Los ángulos de análisis para explicar el ascenso de Donald Trump al poder no se agotan. Están los que explican el acontecimiento en clave politológica, y que generalmente acuden a la “cantaleta populista” o a los espejismos de la mercadotecnia política para urdir telarañas retóricas autorreferenciales. Están los profesionales cosmopolitas, adherentes del progresismo beato, que básicamente acusan a los blancos pobres e ignorantes de todas las calamidades de Estados Unidos, incluido el triunfo electoral de Trump. Están los que reproducen consignas estériles e indecentes que escuchan en algún medio de comunicación políticamente correcto: por ejemplo, “que Estados Unidos no estaba preparado para una mujer”. Y están los trumpistas de closet que no saben que son trumpistas y que espetan perogrulladas como que “los latinos en Estados Unidos sufren de complejo y por eso votan por una fórmula electoral de blanqueamiento”. Y así hasta el hastío.
Es urgente aportar elementos reflexivos para el análisis. Porque cabe alertar que la victoria de Donald Trump es un indicador de la dimensión de la crisis civilizatoria, que registra la reemergencia de las expresiones más despreciables, ruinosas e indecorosas de la modernidad. En este sentido, las fuerzas de la resistencia deben estar más organizadas y fortalecidas que nunca. Porque el acecho de las derechas en el mundo no es un problema electoral: es un problema civilizatorio. La disyuntiva del siglo XXI es neofascismo o rebelión. Y curiosamente el pírrico beneficio que aporta el triunfo de Trump es que ahora el conflicto de clase es franco y abierto, sin las hipócritas indumentarias del jet set liberal. La secuencia de protestas multitudinarias en Estados Unidos es una demostración de salud política que sugiere que la población en Estados Unidos no está dispuesta a claudicar, y que entiende que es absolutamente necesario poner el cuerpo y tomar la calle y mandar al carajo a los falsos prohombres (o promujeres). Y esa es una buena noticia para ese país y para el mundo. Por cierto que el gran fracaso en la elección de Estados Unidos no fue el triunfo de Donald Trump sino el apoyo de las izquierdas a Hillary Clinton.
Brexit + Trump = el fin de la globalización
Ríos de tinta derramaron filisteos e incautos arguyendo la irreversibilidad de la globalización.

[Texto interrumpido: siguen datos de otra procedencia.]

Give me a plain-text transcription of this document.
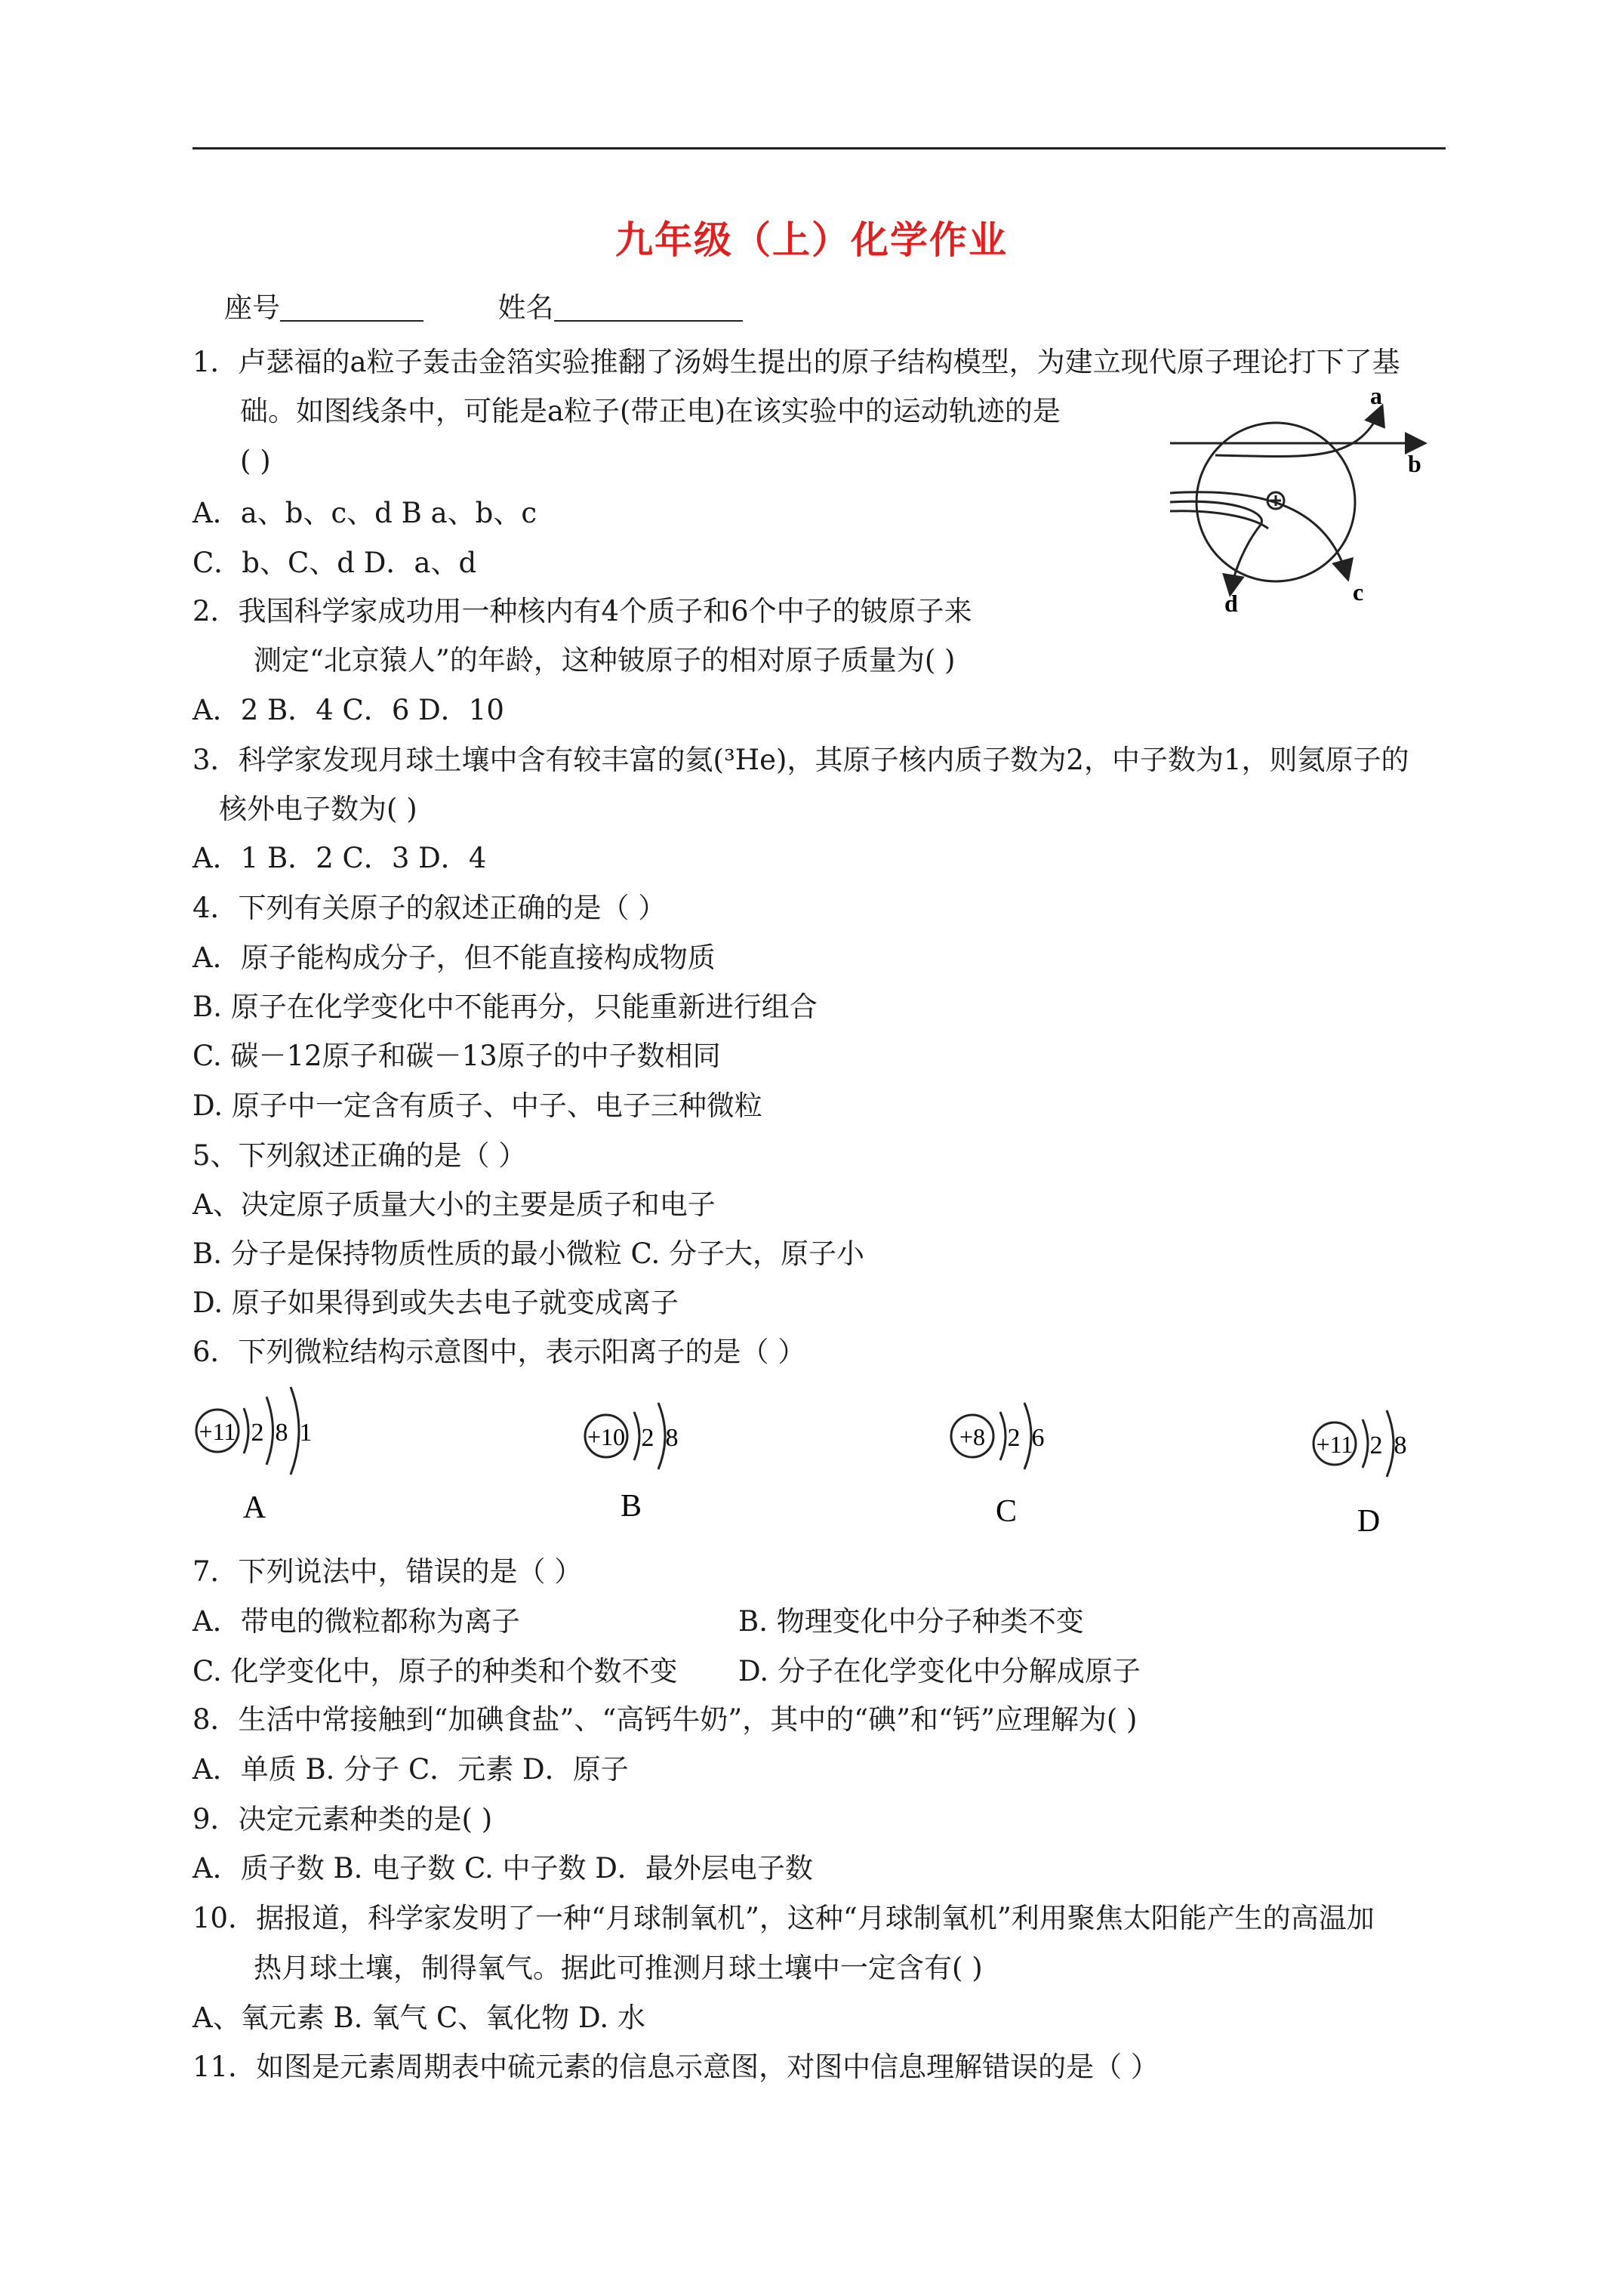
九年级（上）化学作业
座号	姓名
1．卢瑟福的a粒子轰击金箔实验推翻了汤姆生提出的原子结构模型，为建立现代原子理论打下了基
础。如图线条中，可能是a粒子(带正电)在该实验中的运动轨迹的是
( )
A．a、b、c、d B a、b、c
C．b、C、d D．a、d
2．我国科学家成功用一种核内有4个质子和6个中子的铍原子来
测定“北京猿人”的年龄，这种铍原子的相对原子质量为( )
A．2 B．4 C．6 D．10
3．科学家发现月球土壤中含有较丰富的氦(³He)，其原子核内质子数为2，中子数为1，则氦原子的
核外电子数为( )
A．1 B．2 C．3 D．4
4．下列有关原子的叙述正确的是（ ）
A．原子能构成分子，但不能直接构成物质
B. 原子在化学变化中不能再分，只能重新进行组合
C. 碳－12原子和碳－13原子的中子数相同
D. 原子中一定含有质子、中子、电子三种微粒
5、下列叙述正确的是（ ）
A、决定原子质量大小的主要是质子和电子
B. 分子是保持物质性质的最小微粒 C. 分子大，原子小
D. 原子如果得到或失去电子就变成离子
6．下列微粒结构示意图中，表示阳离子的是（ ）
7．下列说法中，错误的是（ ）
A．带电的微粒都称为离子	B. 物理变化中分子种类不变
C. 化学变化中，原子的种类和个数不变 D. 分子在化学变化中分解成原子
8．生活中常接触到“加碘食盐”、“高钙牛奶”，其中的“碘”和“钙”应理解为( )
A．单质 B. 分子 C．元素 D．原子
9．决定元素种类的是( )
A．质子数 B. 电子数 C. 中子数 D．最外层电子数
10．据报道，科学家发明了一种“月球制氧机”，这种“月球制氧机”利用聚焦太阳能产生的高温加
热月球土壤，制得氧气。据此可推测月球土壤中一定含有( )
A、氧元素 B. 氧气 C、氧化物 D. 水
11．如图是元素周期表中硫元素的信息示意图，对图中信息理解错误的是（ ）
a
b
c
d
+11 2 8 1
A
+10 2 8
B
+8 2 6
C
+11 2 8
D
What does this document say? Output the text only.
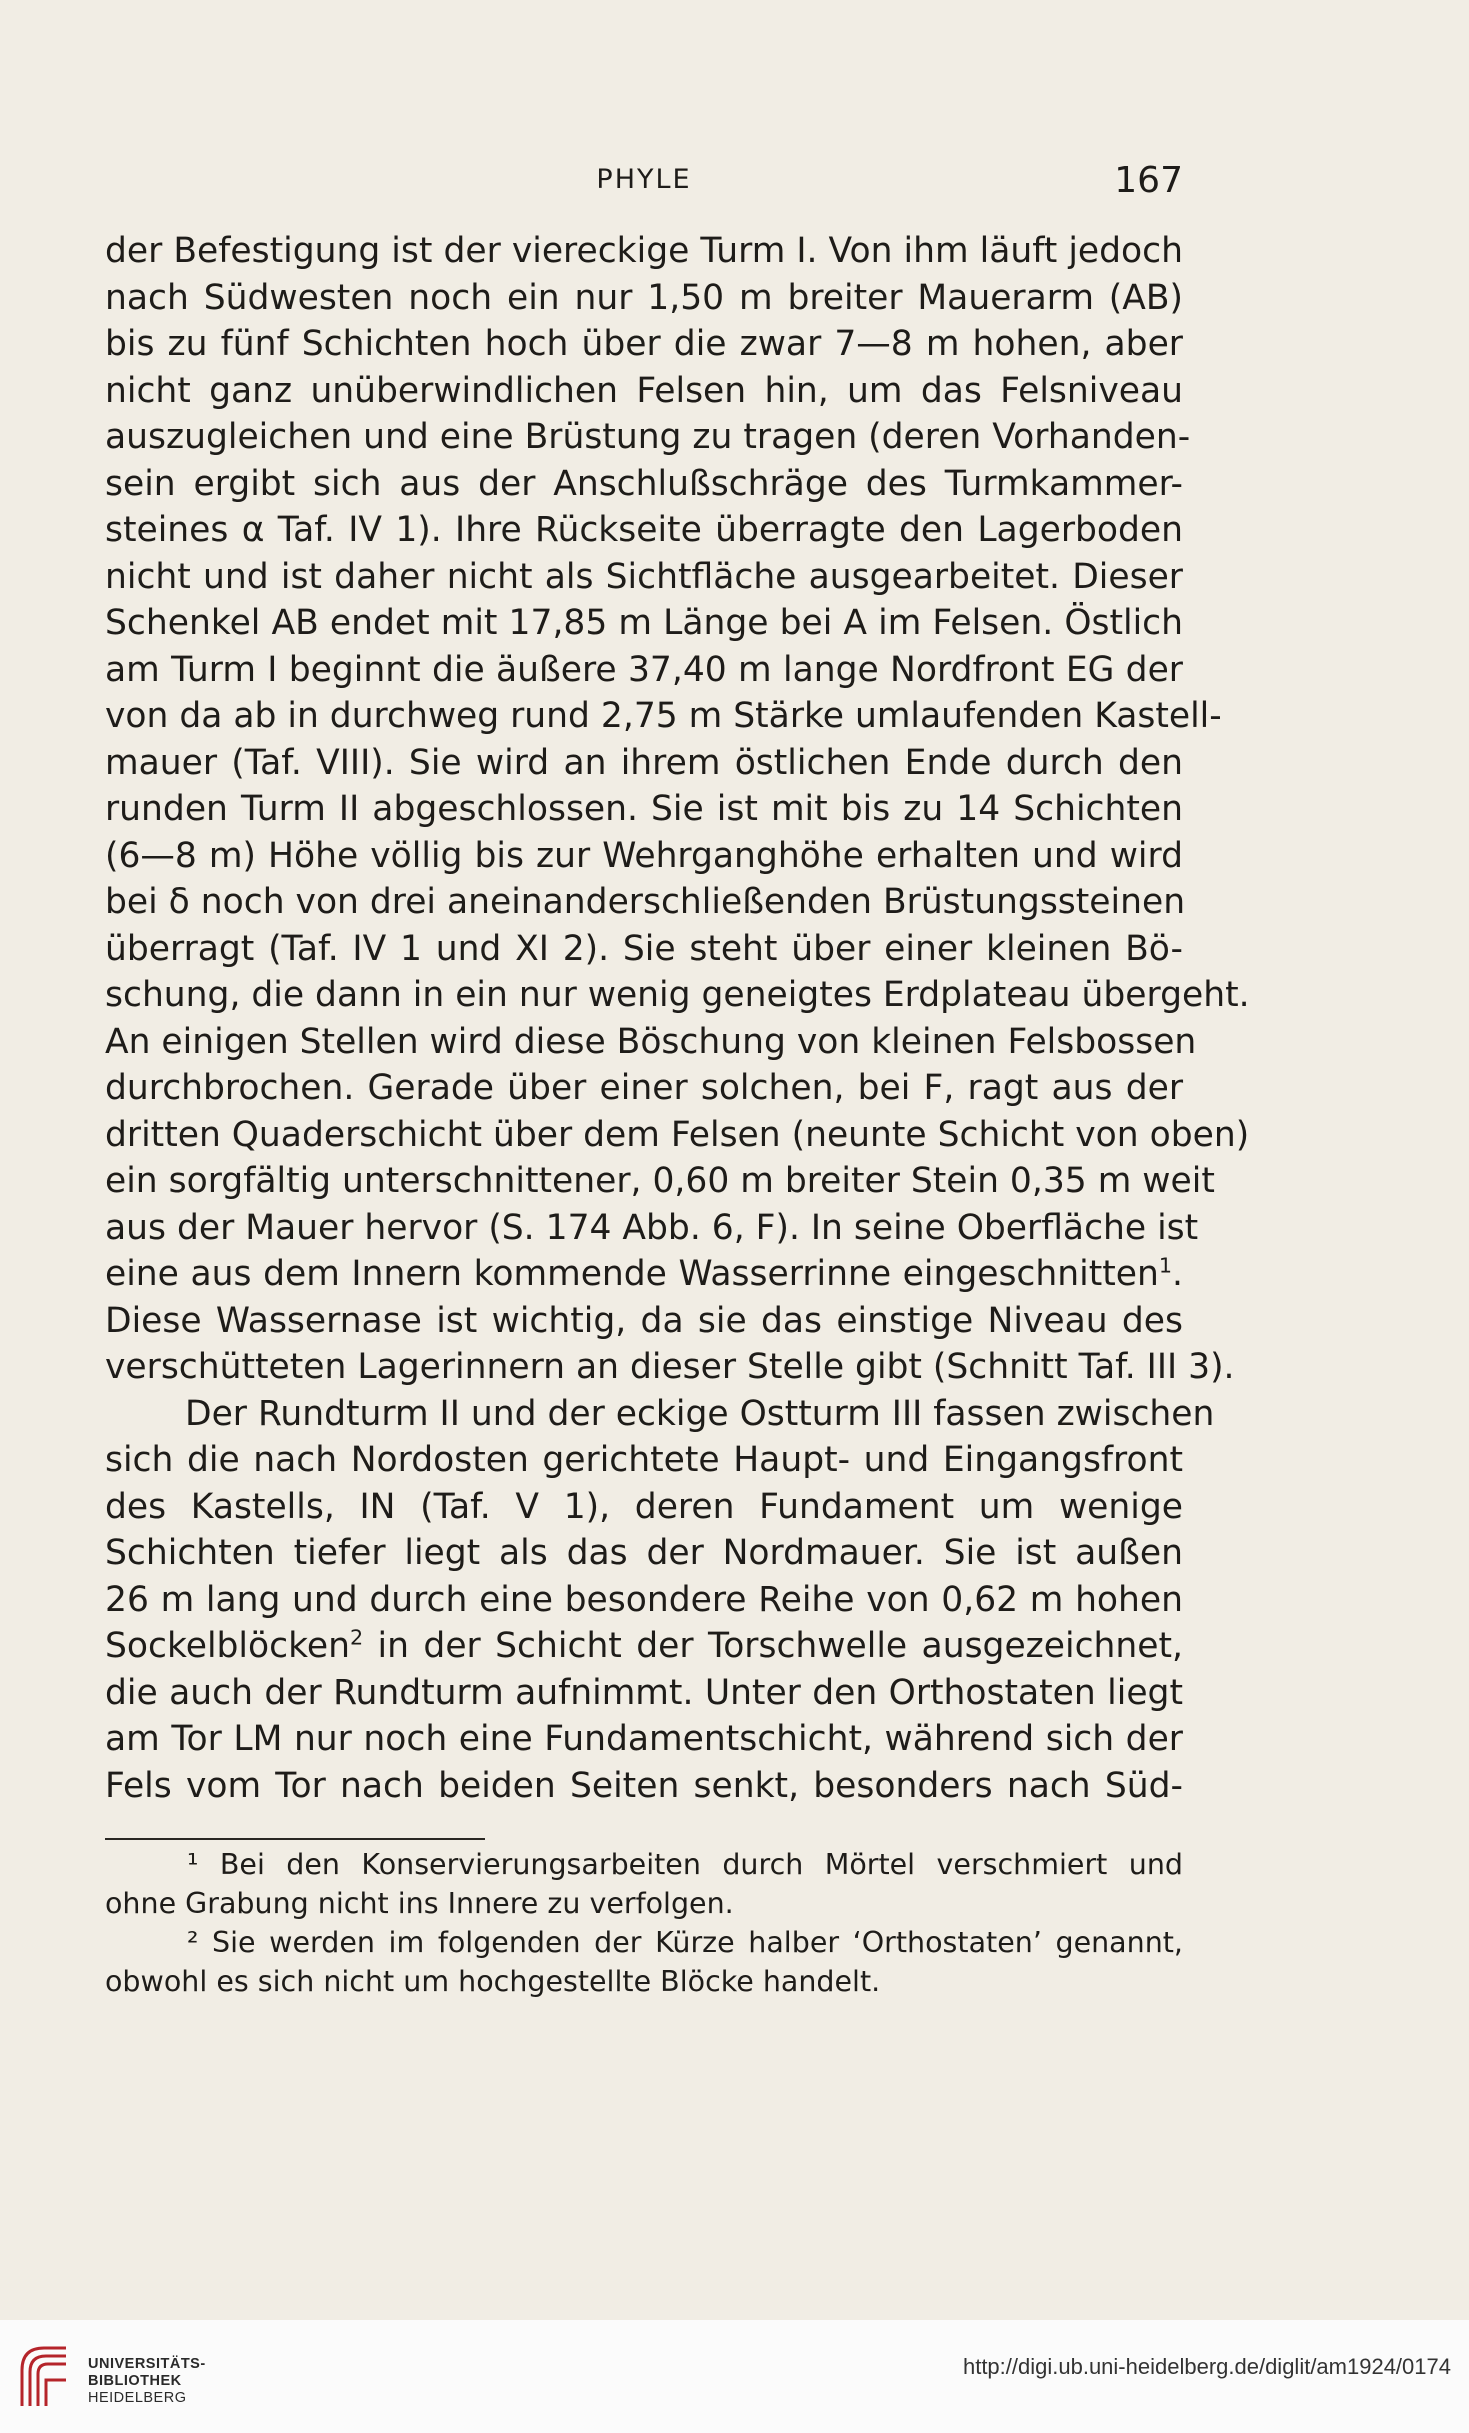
PHYLE	167
der Befestigung ist der viereckige Turm I. Von ihm läuft jedoch
nach Südwesten noch ein nur 1,50 m breiter Mauerarm (AB)
bis zu fünf Schichten hoch über die zwar 7—8 m hohen, aber
nicht ganz unüberwindlichen Felsen hin, um das Felsniveau
auszugleichen und eine Brüstung zu tragen (deren Vorhanden-
sein ergibt sich aus der Anschlußschräge des Turmkammer-
steines α Taf. IV 1). Ihre Rückseite überragte den Lagerboden
nicht und ist daher nicht als Sichtfläche ausgearbeitet. Dieser
Schenkel AB endet mit 17,85 m Länge bei A im Felsen. Östlich
am Turm I beginnt die äußere 37,40 m lange Nordfront EG der
von da ab in durchweg rund 2,75 m Stärke umlaufenden Kastell-
mauer (Taf. VIII). Sie wird an ihrem östlichen Ende durch den
runden Turm II abgeschlossen. Sie ist mit bis zu 14 Schichten
(6—8 m) Höhe völlig bis zur Wehrganghöhe erhalten und wird
bei δ noch von drei aneinanderschließenden Brüstungssteinen
überragt (Taf. IV 1 und XI 2). Sie steht über einer kleinen Bö-
schung, die dann in ein nur wenig geneigtes Erdplateau übergeht.
An einigen Stellen wird diese Böschung von kleinen Felsbossen
durchbrochen. Gerade über einer solchen, bei F, ragt aus der
dritten Quaderschicht über dem Felsen (neunte Schicht von oben)
ein sorgfältig unterschnittener, 0,60 m breiter Stein 0,35 m weit
aus der Mauer hervor (S. 174 Abb. 6, F). In seine Oberfläche ist
eine aus dem Innern kommende Wasserrinne eingeschnitten$^1$.
Diese Wassernase ist wichtig, da sie das einstige Niveau des
verschütteten Lagerinnern an dieser Stelle gibt (Schnitt Taf. III 3).
Der Rundturm II und der eckige Ostturm III fassen zwischen
sich die nach Nordosten gerichtete Haupt- und Eingangsfront
des Kastells, IN (Taf. V 1), deren Fundament um wenige
Schichten tiefer liegt als das der Nordmauer. Sie ist außen
26 m lang und durch eine besondere Reihe von 0,62 m hohen
Sockelblöcken$^2$ in der Schicht der Torschwelle ausgezeichnet,
die auch der Rundturm aufnimmt. Unter den Orthostaten liegt
am Tor LM nur noch eine Fundamentschicht, während sich der
Fels vom Tor nach beiden Seiten senkt, besonders nach Süd-
¹ Bei den Konservierungsarbeiten durch Mörtel verschmiert und
ohne Grabung nicht ins Innere zu verfolgen.
² Sie werden im folgenden der Kürze halber ‘Orthostaten’ genannt,
obwohl es sich nicht um hochgestellte Blöcke handelt.
UNIVERSITÄTS-
BIBLIOTHEK
HEIDELBERG
http://digi.ub.uni-heidelberg.de/diglit/am1924/0174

Ese concepto, que es básicamente una envoltura mística del neoliberalismo, está muerto. La globalización murió por suicidio asistido. El problema es que esa “asistencia” provino de la derecha más recalcitrante y cavernaria. No pocos analistas escribieron sobre el malestar que produce la globalización. Y el problema no es el descontento en la globalización. El problema es que las posiciones conservadoras capitalizaron esa indignación con éxito. Y las izquierdas están postradas. La salida del Reino Unido de la Unión Europea (brexit), el “no” a la paz en el referéndum de Colombia (http://lavoznet.blogspot.com.ar/2016/10/colombia-el-si-la-guerra-es.html), el ascenso de la ultraderechista Marine Le Pen en Francia, el arribo al poder de personajes impúdicos como Michel Temer en Brasil o Mauricio Macri en Argentina, y el reciente triunfo electoral de Donald Trump en Estados Unidos, son síntomas inequívocos de un progreso arrollador de la derecha. Todo esto es posible por una desorganización-atomización-domesticación de las izquierdas. Cabe recordar que los fascismos ascendieron al poder catapultados por el descalabro (sin duda asistido por ciertos bloques de poder dominante) de las luchas obreras. La época que corre no es tan distinta. Y en cierto sentido, esta reflexión también es una crítica a los progresismos de la región y a las acomodaticias trayectorias de las socialdemocracias en el mundo.
El triunfo de Trump consigna el fin de la globalización. Pero también advierte sobre la urgencia de construir otras izquierdas para frenar el fascismo ascendente, que es lo que amenaza con reemplazar al “progresismo” neoliberal.
La inercia anuncia que los integracionismos de la globalización están en franca descomposición. El problema es que esa salida (exit) sólo está “permitida” para las potencias que diseñaron el programa globalizador. Grecia en Europa (UE), y previsiblemente México en América del Norte (TLCAN), estarán sujetos a acciones concertadas de sabotaje, máxime si la salida que proponen transcurre por el flanco izquierdo y no por el carril ultraderechista, que es el oprobioso espectro de la época.